How to figure out which, if any, update changed /etc/localtime from a link to a hard file?
David M. Karr
davidmichaelkarr at gmail.com
Fri Apr 17 16:59:39 UTC 2009
NoOp wrote:
> On 04/16/2009 10:29 PM, David M. Karr wrote:
>> Brian McKee wrote:
>>> On Thu, Apr 16, 2009 at 5:24 PM, David M. Karr
>>> <davidmichaelkarr at gmail.com> wrote:
>>>> So, I had recently discovered a bug with Java not using the correct date
>>>> ranges for DST. What I've determined is that Java requires
>>>> /etc/localtime to be a symlink, not a hard file. When I replaced the
>>>> hard file with a link to the correct file, it fixed my problem.
>>>>
>>>> Now, what I'd like to find out is how and when /etc/localtime became a
>>>> hard file.
>>>>
>>>> I have no idea whether the original Ubuntu 8.10 installation was in this
>>>> state or not. It could have happened when I installed one of the many
>>>> updates that come through.
>>>>
>>>> is there any way to search through the list of updates that I've
>>>> installed to see whether any of them would have done this?
>>> Huh. I thought java had it's own tzdata stuff and didn't use the
>>> system. Perhaps that's changed.
>>>
>>> I'm guessing the packages you are referring to are tzdata and
>>> tzdata-java, but I would have thought breaking java's timezone would
>>> be a big bug lots of people would have noticed by now. Launchpad show
>>> anything?
>>>
>>> Brian
>>>
>> Now that I know what to search for, I found the following, which has a
>> lot of history on the problem:
>> <https://bugs.launchpad.net/ubuntu/+source/sun-java5/+bug/49068>.
>>
>
> Which version of tzdata-java do you have installed?
>
> http://packages.ubuntu.com/search?searchon=names&keywords=tzdata
> http://packages.ubuntu.com/intrepid-updates/tzdata-java
> https://launchpad.net/ubuntu/+source/tzdata
I have version 2009a.
> The most recent updata for intrepid was:
>
> 2009f-0ubuntu0.8.10
> Published in intrepid-proposed on 2009-04-16
> tzdata (2009f-0ubuntu0.8.10) intrepid-proposed; urgency=low
> * New timezone data 2009f: (LP: #358232):
> - Fix DST rules for Jordan, Palestine, and Pakistan.

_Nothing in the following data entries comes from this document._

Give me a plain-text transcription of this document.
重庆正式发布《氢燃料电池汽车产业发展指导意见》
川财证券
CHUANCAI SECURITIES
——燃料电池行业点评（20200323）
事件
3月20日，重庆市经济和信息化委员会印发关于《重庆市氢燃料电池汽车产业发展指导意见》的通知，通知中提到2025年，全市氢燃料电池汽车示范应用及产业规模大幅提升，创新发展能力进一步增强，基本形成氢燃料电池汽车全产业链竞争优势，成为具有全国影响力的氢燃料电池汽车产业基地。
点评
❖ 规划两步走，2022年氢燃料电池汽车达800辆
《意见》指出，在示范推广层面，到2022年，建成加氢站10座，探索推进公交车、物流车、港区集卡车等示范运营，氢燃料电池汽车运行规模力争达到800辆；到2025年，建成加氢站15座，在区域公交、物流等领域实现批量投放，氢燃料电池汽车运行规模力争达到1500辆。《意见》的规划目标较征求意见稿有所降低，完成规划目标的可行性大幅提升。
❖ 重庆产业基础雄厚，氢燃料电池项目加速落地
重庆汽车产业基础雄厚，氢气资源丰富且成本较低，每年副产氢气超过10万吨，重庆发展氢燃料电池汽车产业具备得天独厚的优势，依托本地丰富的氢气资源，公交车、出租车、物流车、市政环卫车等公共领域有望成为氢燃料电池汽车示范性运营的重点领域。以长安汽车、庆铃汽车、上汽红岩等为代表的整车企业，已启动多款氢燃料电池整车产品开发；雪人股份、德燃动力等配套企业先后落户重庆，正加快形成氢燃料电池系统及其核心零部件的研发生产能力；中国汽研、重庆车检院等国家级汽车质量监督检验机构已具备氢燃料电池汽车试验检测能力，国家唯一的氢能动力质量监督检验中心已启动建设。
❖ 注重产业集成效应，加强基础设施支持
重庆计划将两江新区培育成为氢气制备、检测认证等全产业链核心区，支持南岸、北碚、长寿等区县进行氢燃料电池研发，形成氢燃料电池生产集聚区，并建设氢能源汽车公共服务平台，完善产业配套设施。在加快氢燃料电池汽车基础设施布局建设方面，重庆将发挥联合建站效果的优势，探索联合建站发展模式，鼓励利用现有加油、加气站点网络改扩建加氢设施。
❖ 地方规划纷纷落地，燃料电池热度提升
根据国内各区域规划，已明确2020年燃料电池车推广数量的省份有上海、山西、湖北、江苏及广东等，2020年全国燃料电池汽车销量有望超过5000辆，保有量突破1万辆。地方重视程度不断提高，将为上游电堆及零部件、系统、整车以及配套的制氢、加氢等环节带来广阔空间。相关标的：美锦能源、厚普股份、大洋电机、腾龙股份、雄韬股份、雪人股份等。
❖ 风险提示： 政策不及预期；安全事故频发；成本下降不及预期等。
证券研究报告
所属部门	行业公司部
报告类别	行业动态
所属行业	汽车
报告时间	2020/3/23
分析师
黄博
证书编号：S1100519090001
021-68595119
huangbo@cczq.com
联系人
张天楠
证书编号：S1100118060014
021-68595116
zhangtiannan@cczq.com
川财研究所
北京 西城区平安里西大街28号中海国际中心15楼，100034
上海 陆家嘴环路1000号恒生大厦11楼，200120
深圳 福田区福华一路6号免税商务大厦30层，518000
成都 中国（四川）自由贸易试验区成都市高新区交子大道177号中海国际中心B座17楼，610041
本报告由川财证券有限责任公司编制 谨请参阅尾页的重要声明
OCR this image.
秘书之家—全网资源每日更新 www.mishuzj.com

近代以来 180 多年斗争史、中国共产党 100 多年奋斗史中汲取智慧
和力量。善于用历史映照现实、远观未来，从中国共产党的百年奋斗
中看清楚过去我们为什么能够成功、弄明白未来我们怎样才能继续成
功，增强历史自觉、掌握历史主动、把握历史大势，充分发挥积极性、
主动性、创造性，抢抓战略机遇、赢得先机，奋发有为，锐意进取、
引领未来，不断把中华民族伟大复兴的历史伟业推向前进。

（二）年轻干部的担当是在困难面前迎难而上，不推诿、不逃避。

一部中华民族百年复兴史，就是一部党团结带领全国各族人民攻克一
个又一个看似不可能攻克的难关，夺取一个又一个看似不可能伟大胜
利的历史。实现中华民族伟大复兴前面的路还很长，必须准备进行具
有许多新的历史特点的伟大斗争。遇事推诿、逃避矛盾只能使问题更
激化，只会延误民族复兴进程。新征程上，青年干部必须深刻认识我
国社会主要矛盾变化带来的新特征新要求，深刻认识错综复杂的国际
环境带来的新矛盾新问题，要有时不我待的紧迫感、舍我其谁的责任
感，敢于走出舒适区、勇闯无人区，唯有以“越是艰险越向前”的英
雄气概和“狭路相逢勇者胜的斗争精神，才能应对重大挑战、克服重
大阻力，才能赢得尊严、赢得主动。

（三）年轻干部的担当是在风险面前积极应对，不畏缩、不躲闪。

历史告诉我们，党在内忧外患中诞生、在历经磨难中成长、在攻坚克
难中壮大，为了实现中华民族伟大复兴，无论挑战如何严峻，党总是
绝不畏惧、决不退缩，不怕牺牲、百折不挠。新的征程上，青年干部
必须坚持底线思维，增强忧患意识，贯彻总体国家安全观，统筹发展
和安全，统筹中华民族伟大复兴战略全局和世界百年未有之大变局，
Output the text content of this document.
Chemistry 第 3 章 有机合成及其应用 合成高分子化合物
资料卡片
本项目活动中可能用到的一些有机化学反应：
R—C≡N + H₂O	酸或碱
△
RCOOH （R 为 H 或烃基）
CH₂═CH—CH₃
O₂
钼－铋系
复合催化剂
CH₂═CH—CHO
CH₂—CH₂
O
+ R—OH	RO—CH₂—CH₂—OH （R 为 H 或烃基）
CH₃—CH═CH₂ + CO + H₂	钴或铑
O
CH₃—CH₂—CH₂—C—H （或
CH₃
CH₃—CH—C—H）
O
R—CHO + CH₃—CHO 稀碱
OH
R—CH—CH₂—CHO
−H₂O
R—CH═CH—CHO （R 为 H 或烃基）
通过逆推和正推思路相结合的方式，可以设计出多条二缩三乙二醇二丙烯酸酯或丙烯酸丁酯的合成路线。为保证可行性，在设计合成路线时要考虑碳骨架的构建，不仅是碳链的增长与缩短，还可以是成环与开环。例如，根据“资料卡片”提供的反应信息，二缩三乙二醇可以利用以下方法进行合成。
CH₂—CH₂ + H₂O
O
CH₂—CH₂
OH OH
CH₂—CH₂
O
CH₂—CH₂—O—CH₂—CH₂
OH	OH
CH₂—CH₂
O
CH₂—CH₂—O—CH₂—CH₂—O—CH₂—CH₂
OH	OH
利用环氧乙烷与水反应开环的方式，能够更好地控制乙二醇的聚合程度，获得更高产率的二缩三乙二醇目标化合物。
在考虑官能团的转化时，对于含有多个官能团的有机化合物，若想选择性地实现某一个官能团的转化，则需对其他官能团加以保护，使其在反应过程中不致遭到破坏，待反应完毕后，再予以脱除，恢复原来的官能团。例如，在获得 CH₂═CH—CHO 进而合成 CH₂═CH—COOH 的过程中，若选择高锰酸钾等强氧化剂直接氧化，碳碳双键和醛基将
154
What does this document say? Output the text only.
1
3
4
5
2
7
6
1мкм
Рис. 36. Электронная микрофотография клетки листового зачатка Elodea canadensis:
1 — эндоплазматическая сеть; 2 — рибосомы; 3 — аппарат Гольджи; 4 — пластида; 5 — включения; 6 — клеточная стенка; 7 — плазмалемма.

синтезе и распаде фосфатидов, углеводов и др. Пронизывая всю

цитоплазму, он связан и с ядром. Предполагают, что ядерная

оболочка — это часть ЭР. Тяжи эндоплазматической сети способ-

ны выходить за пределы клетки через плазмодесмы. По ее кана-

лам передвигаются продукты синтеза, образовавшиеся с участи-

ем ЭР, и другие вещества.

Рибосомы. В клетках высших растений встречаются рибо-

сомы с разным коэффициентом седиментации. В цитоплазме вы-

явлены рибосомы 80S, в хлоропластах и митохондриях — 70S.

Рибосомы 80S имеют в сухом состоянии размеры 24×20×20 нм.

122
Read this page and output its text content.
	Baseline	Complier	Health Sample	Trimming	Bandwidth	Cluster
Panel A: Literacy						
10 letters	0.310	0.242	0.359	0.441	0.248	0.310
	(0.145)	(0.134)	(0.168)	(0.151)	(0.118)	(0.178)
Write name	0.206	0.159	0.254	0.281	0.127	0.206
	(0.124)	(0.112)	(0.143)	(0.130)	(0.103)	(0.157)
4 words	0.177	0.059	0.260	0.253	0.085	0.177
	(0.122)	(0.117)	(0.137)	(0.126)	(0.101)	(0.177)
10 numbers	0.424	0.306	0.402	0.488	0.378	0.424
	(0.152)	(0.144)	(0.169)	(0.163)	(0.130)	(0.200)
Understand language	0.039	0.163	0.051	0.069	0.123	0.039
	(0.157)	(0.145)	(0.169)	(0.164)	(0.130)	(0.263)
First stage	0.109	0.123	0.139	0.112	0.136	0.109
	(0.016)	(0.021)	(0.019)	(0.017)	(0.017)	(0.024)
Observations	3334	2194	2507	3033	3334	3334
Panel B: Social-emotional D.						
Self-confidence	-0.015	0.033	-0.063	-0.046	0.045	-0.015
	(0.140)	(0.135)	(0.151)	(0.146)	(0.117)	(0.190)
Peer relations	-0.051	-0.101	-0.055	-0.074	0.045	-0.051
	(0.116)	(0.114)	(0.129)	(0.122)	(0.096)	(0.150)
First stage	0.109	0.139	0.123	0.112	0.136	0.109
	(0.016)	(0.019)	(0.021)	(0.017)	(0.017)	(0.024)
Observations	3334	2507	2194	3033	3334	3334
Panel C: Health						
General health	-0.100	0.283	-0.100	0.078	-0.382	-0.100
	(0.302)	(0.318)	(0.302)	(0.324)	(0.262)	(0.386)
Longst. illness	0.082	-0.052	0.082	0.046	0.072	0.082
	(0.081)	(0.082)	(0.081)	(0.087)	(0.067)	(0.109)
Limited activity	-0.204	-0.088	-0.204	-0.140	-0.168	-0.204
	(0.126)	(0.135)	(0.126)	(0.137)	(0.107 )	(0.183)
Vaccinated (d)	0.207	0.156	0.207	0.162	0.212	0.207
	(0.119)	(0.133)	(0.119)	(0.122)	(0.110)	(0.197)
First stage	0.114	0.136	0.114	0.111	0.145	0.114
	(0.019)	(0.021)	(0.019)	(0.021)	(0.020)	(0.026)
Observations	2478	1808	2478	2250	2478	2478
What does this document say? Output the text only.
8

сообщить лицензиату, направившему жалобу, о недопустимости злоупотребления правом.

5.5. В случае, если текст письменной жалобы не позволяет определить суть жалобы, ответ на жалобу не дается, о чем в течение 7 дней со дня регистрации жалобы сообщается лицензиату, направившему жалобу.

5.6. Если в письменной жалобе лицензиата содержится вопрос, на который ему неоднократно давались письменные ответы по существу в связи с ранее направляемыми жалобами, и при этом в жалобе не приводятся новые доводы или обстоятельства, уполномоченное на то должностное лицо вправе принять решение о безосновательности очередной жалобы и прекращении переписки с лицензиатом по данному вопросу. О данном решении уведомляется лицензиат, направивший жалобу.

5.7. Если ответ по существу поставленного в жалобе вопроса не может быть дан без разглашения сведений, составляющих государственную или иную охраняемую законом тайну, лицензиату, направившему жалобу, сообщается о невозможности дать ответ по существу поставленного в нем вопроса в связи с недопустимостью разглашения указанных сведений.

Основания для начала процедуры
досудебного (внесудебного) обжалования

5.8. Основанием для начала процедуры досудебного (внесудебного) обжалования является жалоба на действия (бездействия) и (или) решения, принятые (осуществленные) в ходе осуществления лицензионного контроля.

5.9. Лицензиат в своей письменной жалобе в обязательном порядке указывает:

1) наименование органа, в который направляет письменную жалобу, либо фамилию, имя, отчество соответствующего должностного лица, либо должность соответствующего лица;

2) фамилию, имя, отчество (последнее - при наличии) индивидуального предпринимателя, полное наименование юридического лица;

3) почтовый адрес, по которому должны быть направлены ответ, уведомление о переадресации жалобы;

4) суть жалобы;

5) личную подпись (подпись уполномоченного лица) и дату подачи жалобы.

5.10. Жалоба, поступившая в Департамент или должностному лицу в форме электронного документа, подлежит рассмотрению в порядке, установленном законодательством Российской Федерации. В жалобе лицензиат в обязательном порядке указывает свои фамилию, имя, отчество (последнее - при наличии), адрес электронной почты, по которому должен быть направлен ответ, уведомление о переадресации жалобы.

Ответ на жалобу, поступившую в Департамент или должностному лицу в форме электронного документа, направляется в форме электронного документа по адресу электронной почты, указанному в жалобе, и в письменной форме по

> -- Martin Pitt <email address hidden> Thu, 16 Apr 2009 12:41:46 +0200
That was, like, yesterday. :)
I don't see that it matters, however. It seems pretty clear the tzdata
for my timezone is perfectly fine, but the algorithm used to find the
data was broken by the fact that /etc/localtime wasn't a symlink. I
verified that fixing this problem fixed the problem on multiple JVMs,
even ones that I hadn't even run the 2009a tzdata on.